Was für ein Team, dachte Cheryl. Uns steht die Welt offen, wenn wir uns endlich unserer langweiligen Ehemänner entledigt haben. Sie war in optimistischer Stimmung, als sie sich von Laura verabschiedete. Sie schenkte sich ein Glas Wein ein, ehe sie ihre Mutter anrief.

Obwohl sie es nicht sagen würde, stand für Cheryl fest, was Joanna dachte: Ich habe es dir gesagt.

Cheryl beschloss, ihrem Sohn Tim noch nichts zu sagen. Er mochte seinen Vater sehr, und es war nicht nötig, ihm seine Illusionen zu rauben.

Das hieß, sie musste es auch vor Daisy verheimlichen, der man nie ein Geheimnis anvertrauen konnte. Cheryl nippte am Wein und langte nach dem Telefon. Wenn ich das hinter mir habe, werde ich ins Gästezimmer ziehen. Dann nehme ich eine Dusche, spiele vielleicht ein bisschen mit mir selbst und phantasiere von einer Zukunft mit lauter attraktiven Männern.

Zweites Kapitel

Mark war alles, was ein kompetenter Anwalt sein sollte: gründlich, effizient, entschlossen und freundlich. Er nahm auch Lauras Fall an, und nach relativ kurzer Zeit hatten die beiden Frauen die Scheidungen eingereicht, und Mark hatte die Forderungen formuliert.

Cheryl ging später noch einmal hin, um die letzten Papiere zu unterschreiben. Ashley hatte sich gegen Cheryls Forderungen nicht gewehrt, so groß war seine Angst, dass sie Yvonne als Ehebrecherin bloßstellen könnte. Er wollte sein Gesicht im Segelclub nicht verlieren, deshalb hatte er Cheryls Schweigen durch seine Zugeständnisse erkauft. Durch den Verkauf des Hauses und durch die Hälfte seines Vermögens blieb eine beträchtliche Summe für sie übrig.
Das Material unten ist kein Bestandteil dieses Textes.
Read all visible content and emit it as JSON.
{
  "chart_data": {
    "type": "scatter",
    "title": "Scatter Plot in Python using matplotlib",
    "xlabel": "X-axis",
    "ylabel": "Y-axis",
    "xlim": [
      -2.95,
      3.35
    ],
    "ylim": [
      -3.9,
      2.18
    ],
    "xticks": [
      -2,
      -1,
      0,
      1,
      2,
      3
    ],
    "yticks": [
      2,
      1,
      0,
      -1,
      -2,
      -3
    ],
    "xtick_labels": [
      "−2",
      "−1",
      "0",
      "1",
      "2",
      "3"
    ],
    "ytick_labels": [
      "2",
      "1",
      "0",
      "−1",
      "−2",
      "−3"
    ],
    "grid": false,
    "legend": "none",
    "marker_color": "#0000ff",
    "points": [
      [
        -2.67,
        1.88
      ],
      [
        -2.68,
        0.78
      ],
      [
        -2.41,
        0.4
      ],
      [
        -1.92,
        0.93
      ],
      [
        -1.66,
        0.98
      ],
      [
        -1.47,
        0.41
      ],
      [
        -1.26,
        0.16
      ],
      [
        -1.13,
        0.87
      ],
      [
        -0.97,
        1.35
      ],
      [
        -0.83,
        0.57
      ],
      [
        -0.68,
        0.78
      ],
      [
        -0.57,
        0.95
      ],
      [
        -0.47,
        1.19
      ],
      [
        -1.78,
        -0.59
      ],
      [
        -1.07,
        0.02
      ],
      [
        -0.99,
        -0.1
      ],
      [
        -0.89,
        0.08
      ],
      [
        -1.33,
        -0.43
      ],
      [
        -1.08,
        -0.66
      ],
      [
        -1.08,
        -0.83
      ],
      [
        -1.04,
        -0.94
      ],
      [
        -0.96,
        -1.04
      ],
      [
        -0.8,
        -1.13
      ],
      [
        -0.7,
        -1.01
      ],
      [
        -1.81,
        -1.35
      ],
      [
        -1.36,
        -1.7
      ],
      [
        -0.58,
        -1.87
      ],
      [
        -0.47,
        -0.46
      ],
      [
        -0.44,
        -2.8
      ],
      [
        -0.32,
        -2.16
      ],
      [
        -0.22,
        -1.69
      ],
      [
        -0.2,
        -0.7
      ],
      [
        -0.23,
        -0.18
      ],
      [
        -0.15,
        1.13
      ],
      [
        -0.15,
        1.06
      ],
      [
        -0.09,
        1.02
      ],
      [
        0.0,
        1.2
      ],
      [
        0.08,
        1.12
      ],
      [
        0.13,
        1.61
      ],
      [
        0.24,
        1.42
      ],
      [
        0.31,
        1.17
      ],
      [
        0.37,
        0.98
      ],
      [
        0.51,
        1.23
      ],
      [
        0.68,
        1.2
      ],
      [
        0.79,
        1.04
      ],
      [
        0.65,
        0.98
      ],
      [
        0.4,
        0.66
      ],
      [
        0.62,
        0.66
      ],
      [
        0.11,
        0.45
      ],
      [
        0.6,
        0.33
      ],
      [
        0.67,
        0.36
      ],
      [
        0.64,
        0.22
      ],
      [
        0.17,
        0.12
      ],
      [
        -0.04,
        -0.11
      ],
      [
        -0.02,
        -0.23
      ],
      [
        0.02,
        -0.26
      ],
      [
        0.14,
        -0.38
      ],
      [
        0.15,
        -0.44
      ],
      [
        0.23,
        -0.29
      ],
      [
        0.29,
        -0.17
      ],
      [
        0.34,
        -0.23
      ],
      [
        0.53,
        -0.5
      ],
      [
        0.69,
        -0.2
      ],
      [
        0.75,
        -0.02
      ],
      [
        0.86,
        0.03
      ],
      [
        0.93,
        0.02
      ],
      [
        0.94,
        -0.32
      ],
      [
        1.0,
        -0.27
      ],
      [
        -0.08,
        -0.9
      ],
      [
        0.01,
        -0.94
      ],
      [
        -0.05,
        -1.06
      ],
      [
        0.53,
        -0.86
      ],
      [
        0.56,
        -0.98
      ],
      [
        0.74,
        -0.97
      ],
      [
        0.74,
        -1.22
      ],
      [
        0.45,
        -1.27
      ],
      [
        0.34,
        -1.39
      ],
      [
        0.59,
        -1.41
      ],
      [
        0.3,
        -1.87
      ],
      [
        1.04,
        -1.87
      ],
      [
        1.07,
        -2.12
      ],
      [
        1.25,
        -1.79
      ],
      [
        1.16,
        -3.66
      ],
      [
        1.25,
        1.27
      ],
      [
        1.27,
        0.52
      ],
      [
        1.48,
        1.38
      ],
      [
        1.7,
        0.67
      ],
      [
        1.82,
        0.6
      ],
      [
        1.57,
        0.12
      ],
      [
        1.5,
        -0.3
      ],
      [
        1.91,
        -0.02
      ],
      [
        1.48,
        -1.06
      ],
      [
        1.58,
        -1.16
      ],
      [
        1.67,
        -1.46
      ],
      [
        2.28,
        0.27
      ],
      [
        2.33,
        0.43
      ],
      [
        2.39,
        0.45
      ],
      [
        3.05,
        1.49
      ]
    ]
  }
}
Ich bin eine vermögende Frau, dachte Cheryl, als sie ihr Auto in der River Street parkte, nahe dem Taunton Marktplatz. Das Messingschild auf der Tür glänzte wie auch der Löwenkopfklopfer und die Klappe des Briefkastens. Cheryl schob die Tür auf und ging hinein. Vielleicht werde ich Mark heute vögeln, dachte sie. Im Laufe der letzten Monate, während die Briefe der Anwälte hin und her gingen, habe ich gespürt, dass die Funken zwischen Mark und mir schneller flogen als die Briefe.

Es war mehr als ein heiteres Freiheitsgefühl, dass sie sich zu einer Diät entschloss, einen Schönheitssalon besuchte, eine neue Frisur durchsetzte und eine Einkaufstour begann, die ohnegleichen war.

Sie hatte Laura überredet, ihr nicht nachzustehen, und so veränderten sich Lauras Haare von langweilig-braun zu einem aufregenden Blond. Kein Zweifel, die unsicheren Gefühle, versagt zu haben, die weibliche Scheidungsopfer oft beschlichen, konnten durch den kosmetischen Aufwand aufgefangen werden. Geld linderte den Kummer.

Mark entpuppte sich als perfekter Gentleman.

Er erhob sich, als Cheryl in das freundliche Zimmer mit der hohen Decke trat. Er streckte die Hand aus, und sie drückte sie kurz. Seine Handfläche, fest gegen ihre, erzeugte Hitze und Ruhe. Im zarten Händeschütteln spürte sie Frieden. »Du siehst phantastisch aus«, sagte er mit einem Lächeln.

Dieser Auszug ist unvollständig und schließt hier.